I recently took a shot at implementing a custom sine function in go, to compare it’s performance against the built-in sine implementation. It trades accuracy for speed.

How Did I Implement It?

One interesting result of introductory Calculus is Taylor’s Theorem which allows you to approximate a differentiable function (like $sin(x)$) with a polynomial, called a Taylor polynomial. If the function is $k$-times differentiable, you can approximate the function with up to a $k$-degree polynomial.

In particular, if we calculate the Taylor polynomial centered around $x=0$, we get what’s referred to as a Maclaurin series expansion which looks like this for $sin(x)$:

sin(x) \approx x - \frac{1}{6}x^3 + \frac{1}{120}x^5 - \frac{1}{5040}x^7 + ...

In my implementation, I take the first 3 terms and use that as an approximation for $sin(x)$. As a result, we end up with an implementation that only uses a few multiplication, division, and addition operations.

How Fast

On my Apple M1, here’s my benchmark results:

goos: darwin
goarch: arm64
pkg: chipbell4.github.com/m/v2
BenchmarkOriginalSine-8         255438804                4.412 ns/op
BenchmarkFastSine-8             1000000000               0.3128 ns/op
PASS
ok      chipbell4.github.com/m/v2       2.132s

So, this looks like a ~14x speed-up.

How Off Are We?

The entrypoint main.go prints a table of relative errors. At π / 2, we end up with an error of ~0.45%. Here’s a few selected values:

Angle (radians)	Relative Error
0	0
π / 8	0.000075%
π / 4	0.005129%
3π / 8	0.066355%
π / 2	0.45%

We never get above 1% error.

How Does math.Sin Even Work Anyways?

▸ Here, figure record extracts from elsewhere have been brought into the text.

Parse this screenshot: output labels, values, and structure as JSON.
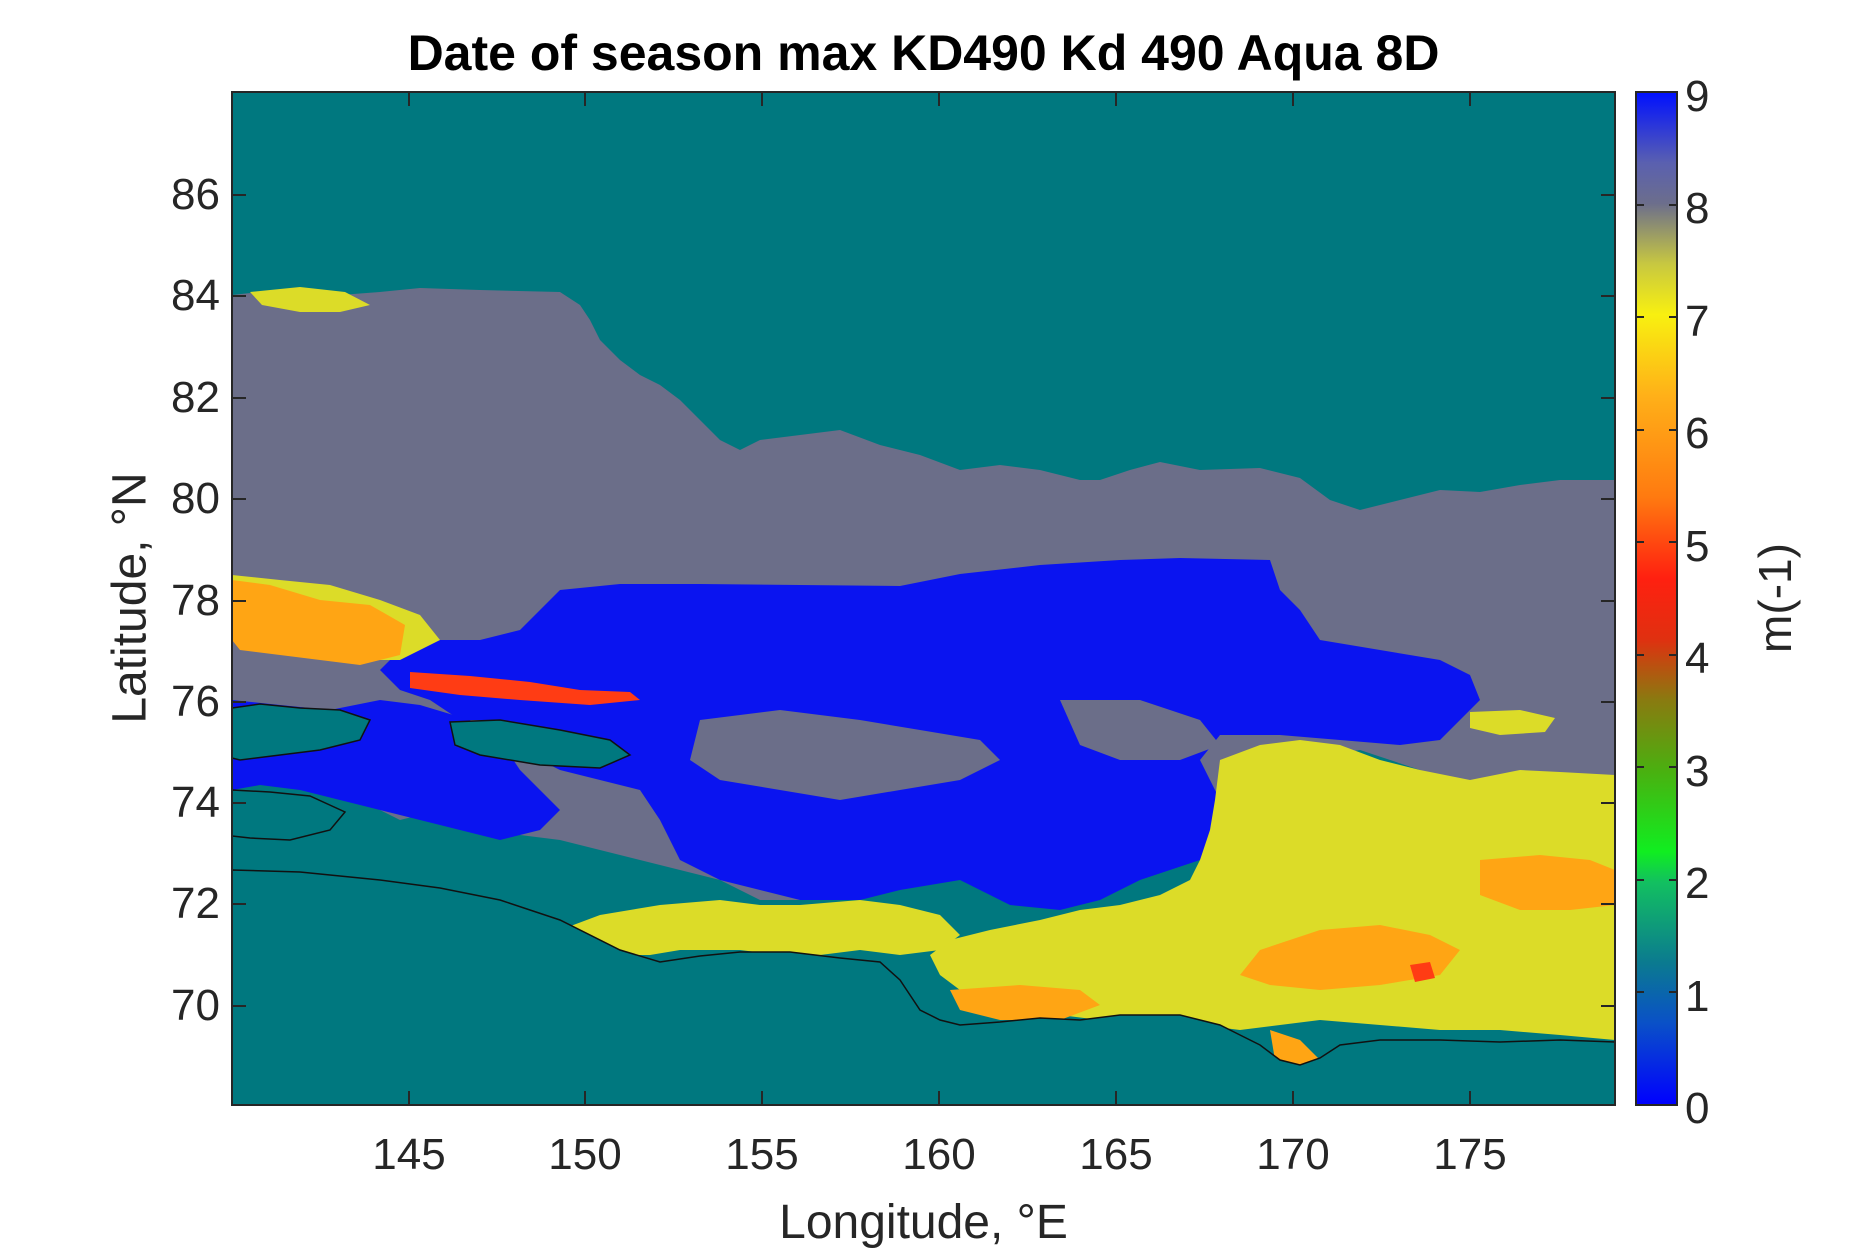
{
  "title": "Date of season max KD490 Kd 490 Aqua 8D",
  "x_axis": {
    "label": "Longitude, °E",
    "range": [
      140,
      179
    ],
    "ticks": [
      "145",
      "150",
      "155",
      "160",
      "165",
      "170",
      "175"
    ],
    "tick_values": [
      145,
      150,
      155,
      160,
      165,
      170,
      175
    ]
  },
  "y_axis": {
    "label": "Latitude, °N",
    "range": [
      68,
      88
    ],
    "ticks": [
      "86",
      "84",
      "82",
      "80",
      "78",
      "76",
      "74",
      "72",
      "70"
    ],
    "tick_values": [
      86,
      84,
      82,
      80,
      78,
      76,
      74,
      72,
      70
    ]
  },
  "colorbar": {
    "label": "m(-1)",
    "range": [
      0,
      9
    ],
    "ticks": [
      "9",
      "8",
      "7",
      "6",
      "5",
      "4",
      "3",
      "2",
      "1",
      "0"
    ],
    "tick_values": [
      9,
      8,
      7,
      6,
      5,
      4,
      3,
      2,
      1,
      0
    ]
  },
  "colors": {
    "land_background": "#00787f",
    "value_0_blue": "#0a14f0",
    "value_8_gray": "#6b6e89",
    "value_7_yellow": "#dcdc28",
    "value_6_orange": "#ffa514",
    "value_5_red": "#ff3c14"
  },
  "map_regions": {
    "description_classes": [
      "land",
      "0",
      "6",
      "7",
      "8",
      "5"
    ]
  }
}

Are we better off?

The original source is here, https://cs.opensource.google/go/go/+/refs/tags/go1.21.5:src/math/sin.go

But if you do some reading, they’re doing a few things worth noting:

They’re using the same approximation I’m using: Taylor series expansion around $x=0$.
However, they’re doing some work to handle the modular nature of trigonometric functions, which I am not.
They also will call a system-specific sine function if it’s available.

Then Why are We That Much Faster?

When I compile my OriginalSine function using Godbolt, the following bit of assembly seems to be the culprit:

CALL    math.sin(SB)

It looks like the code is making a call to an external sine (probably system-specific) implementation. I imagine that overhead is the majority of runtime cost. I suspect there’s some compile flags to inline that function that would minimize or eliminate some of that overhead.

So What?

Well, this may be helpful in a game development setting where minor optimizations can sometimes add up to improved framerate (like the fast inverse square root algorithm from Quake III). But there’s some caveats:

This implementation doesn’t currently handle the modular nature of sine. We’d have to add some code to support that.
The accuracy is lower, which may not be acceptable for certain applications.

Either way, it was pretty fun to build! The final code is here if you’re interested.